The Great Food series, Penguin Group (2011)

Annick Payne

Von Annick Payne

Der englische Penguin Verlag hat zum 7. April 2011 eine 20-bändige Taschenbuchreihe historischer Kochbücher und gastronomischer Prosa veröffentlicht. Die Bücher umspannen einen Zeitraum von vier Jahrhunderten vom ältesten Autor, Gervase Markham (1568-1637), bis zu noch lebenden Kochbuchlegenden wie Claudia Roden und Alice Waters. Umwerfend bereits der erste Eindruck, denn die Einbände wurden von Coralie Bickford-Smith nach Keramikmustern der jeweiligen Ära entworfen. Mittig prangt im Prägedruck ein Stück Geschirr mit Autorenname, Buch- und Serientitel – man beachte das niedliche Penguinmaskottchen mit gezücktem Besteck! Als sei diese Aufmachung noch nicht beeindruckend genug, begleitet Penguin die Veröffentlichung der Reihe mit einem attraktiven Blog von Verlagsmitarbeiterin Pen Vogler, die die einzelnen Bände vorstellt und verschiedene Rezepte am eigenen Leibe ausprobiert.

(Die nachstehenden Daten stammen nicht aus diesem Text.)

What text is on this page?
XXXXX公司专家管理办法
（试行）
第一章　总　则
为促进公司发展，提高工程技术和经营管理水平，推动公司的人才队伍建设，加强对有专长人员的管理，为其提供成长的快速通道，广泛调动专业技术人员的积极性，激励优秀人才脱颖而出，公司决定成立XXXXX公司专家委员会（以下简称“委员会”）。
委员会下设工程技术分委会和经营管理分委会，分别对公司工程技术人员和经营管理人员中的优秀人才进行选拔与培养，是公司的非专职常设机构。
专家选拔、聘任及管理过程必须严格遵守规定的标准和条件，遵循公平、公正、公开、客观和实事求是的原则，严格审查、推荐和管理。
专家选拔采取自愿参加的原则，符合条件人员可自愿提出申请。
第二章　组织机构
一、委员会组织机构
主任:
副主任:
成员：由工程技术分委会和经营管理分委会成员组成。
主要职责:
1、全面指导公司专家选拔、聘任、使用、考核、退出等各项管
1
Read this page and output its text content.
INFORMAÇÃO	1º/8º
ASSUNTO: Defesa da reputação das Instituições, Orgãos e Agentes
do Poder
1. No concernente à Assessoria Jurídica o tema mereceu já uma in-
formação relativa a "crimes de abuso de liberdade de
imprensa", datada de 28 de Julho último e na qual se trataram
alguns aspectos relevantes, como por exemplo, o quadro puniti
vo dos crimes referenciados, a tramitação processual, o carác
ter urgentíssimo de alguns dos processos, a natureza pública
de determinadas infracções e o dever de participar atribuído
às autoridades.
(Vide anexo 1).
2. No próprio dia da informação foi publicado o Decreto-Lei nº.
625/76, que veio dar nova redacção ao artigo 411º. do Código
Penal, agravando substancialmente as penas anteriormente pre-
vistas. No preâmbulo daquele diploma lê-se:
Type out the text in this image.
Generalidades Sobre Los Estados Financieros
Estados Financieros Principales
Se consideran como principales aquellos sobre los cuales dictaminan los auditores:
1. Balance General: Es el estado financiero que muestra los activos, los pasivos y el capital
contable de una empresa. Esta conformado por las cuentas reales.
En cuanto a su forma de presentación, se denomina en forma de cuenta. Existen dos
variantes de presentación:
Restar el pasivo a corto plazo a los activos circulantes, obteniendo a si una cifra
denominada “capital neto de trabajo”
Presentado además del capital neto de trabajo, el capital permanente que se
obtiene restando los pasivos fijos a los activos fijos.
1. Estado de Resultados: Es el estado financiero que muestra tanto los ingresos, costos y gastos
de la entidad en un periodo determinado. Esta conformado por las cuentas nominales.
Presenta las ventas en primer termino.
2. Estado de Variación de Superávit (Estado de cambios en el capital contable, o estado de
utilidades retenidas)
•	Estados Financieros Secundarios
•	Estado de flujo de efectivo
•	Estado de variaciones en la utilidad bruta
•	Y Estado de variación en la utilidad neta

Hauptaugenmerk der Serie liegt auf dem viktorianischen Zeitalter, der Blütezeit des britischen Empire. Die Titel sind allesamt verlockend, schade, dass es kein günstiges Angebot für die gesamte Reihe gibt. Dennoch sind die Bände für knapp sieben Pfund durchaus erschwinglich (gegenwärtig liegen sie bei amazon.co.uk sogar deutlich unter diesem Preis), zumal manche der älteren Autoren ansonsten kaum erhältlich sind. Die mir vorliegenden drei Bände reproduzieren Ausschnitte der Originalwerke in einem Umfang von rund hundert Seiten pro Band. Meine Wahl fiel auf drei Bände, die unterschiedliche Aspekte der kulinarischen Tradition Großbritanniens illustrieren: Gervase Markhams The Well-Kept Kitchen als ältester Beitrag, ein Auszug aus The English Housewife von 1615; Colonel Wyverns Notes from Madras, basierend auf Culinary Jottings for Madras, 1878; und Alexis Soyer, The Chef at War, erstveröffentlicht unter dem Titel A Culinary Campaign, 1857. Doch wie schwer fiel mir der erstweilige Verzicht auf die Essayisten Pepys und Lamb, das kulinarische Wörterbuch Dumas, die Erzählungen Brillat-Saverins! Ganz zu schweigen von den zu ihrer Zeit bahnbrechenden Kochbüchern der Grand Dames Glasse, Acton und Beeton. Meine ersten drei Bände werden wohl kaum die letzten sein.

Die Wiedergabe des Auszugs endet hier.